Re: Inline elements should be affected by 2D Transforms

From: Brad Kemper <brad.kemper@gmail.com>
Date: Fri, 3 Jun 2011 23:22:30 -0700
Cc: Boris Zbarsky <bzbarsky@mit.edu>, "www-style@w3.org" <www-style@w3.org>
Message-Id: <36113C57-66A3-451B-BB9A-4225243E20DE@gmail.com>
To: Shane Stephens <shans@google.com>

On Jun 3, 2011, at 6:56 PM, Shane Stephens wrote:

> 1. The desired behavior is very dependent upon your application.   If you want to rotate an entire paragraph, then it's inappropriate to transform line-by-line.  

An entire paragraph is already a block, so that isn't really relevant to the discussion about transforming inline spans.

> On the other hand, for blocks of text that reflow across region or page boundaries, transforming line-by-line is the only sensible approach.

This is mostly true, I believe.

> Clearly authors need to be able to describe a block of text that flows in the correct manner but that is kept together.  This, of course, is one of the purposes of inline-block.

But we are really talking about how to transform a span of inline text that is not restricted to a single box.
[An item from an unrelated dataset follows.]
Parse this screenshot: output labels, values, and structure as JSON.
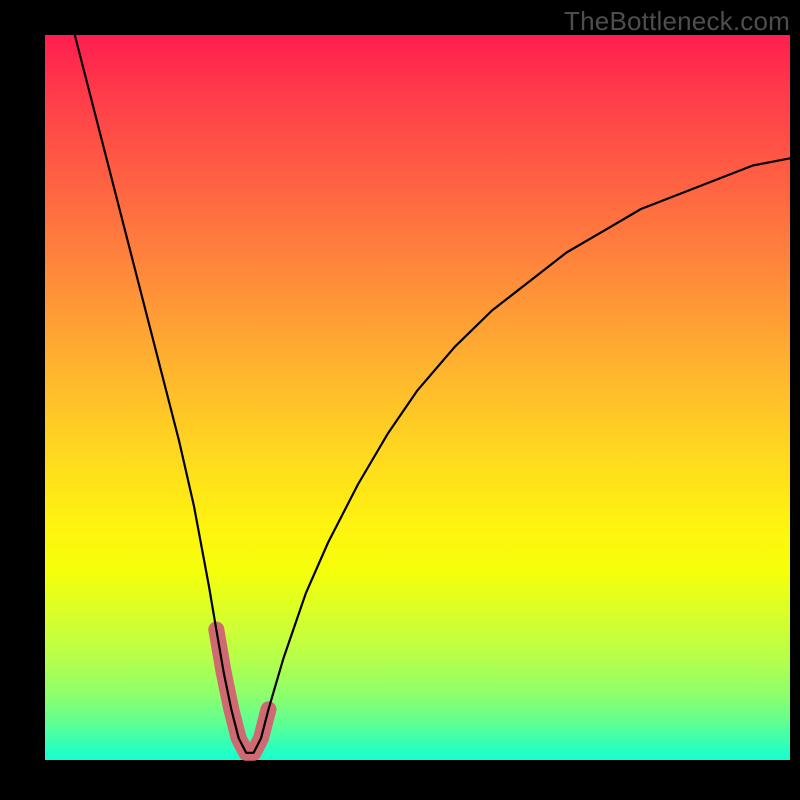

Using inline-block doesn't cut it if you have text that might need to wrap to a second line or more, such as in a link (anchor).

> Hence restricting transforms to situations in which author intent is clear (e.g. when they have explicitly marked text as a single unit by placing it in a display:inline-block span) is very sensible.

I disagree. Such a restriction is not reasonable. Just because something is not easy or obvious to spec at first glance does not mean it is not worthwhile.

> 2. It is true that some artifacts are introduced when using inline-block on single characters.  These artifacts are:
>   a. space characters are collapsed when isolated in a span
>   b. word boundaries are not respected when words are split across multiple spans with different display settings.
> It is possible that one or both of these could be considered bugs - I don't know enough of the specifics of word boundary detection to be sure. Nevertheless it is completely possible to work around these issues, e.g. for the purpose of slightly transforming individual characters in a word.

There are other sometimes unwanted side-effects of using inline-block instead of inline, but the show stopper is that it doesn't let the element wrap to multiple lines of its parent in the same way, when it is in a flow of text and/or other inlines. I think that is a very important feature, and transforming inlines as inlines still feels pretty doable to me.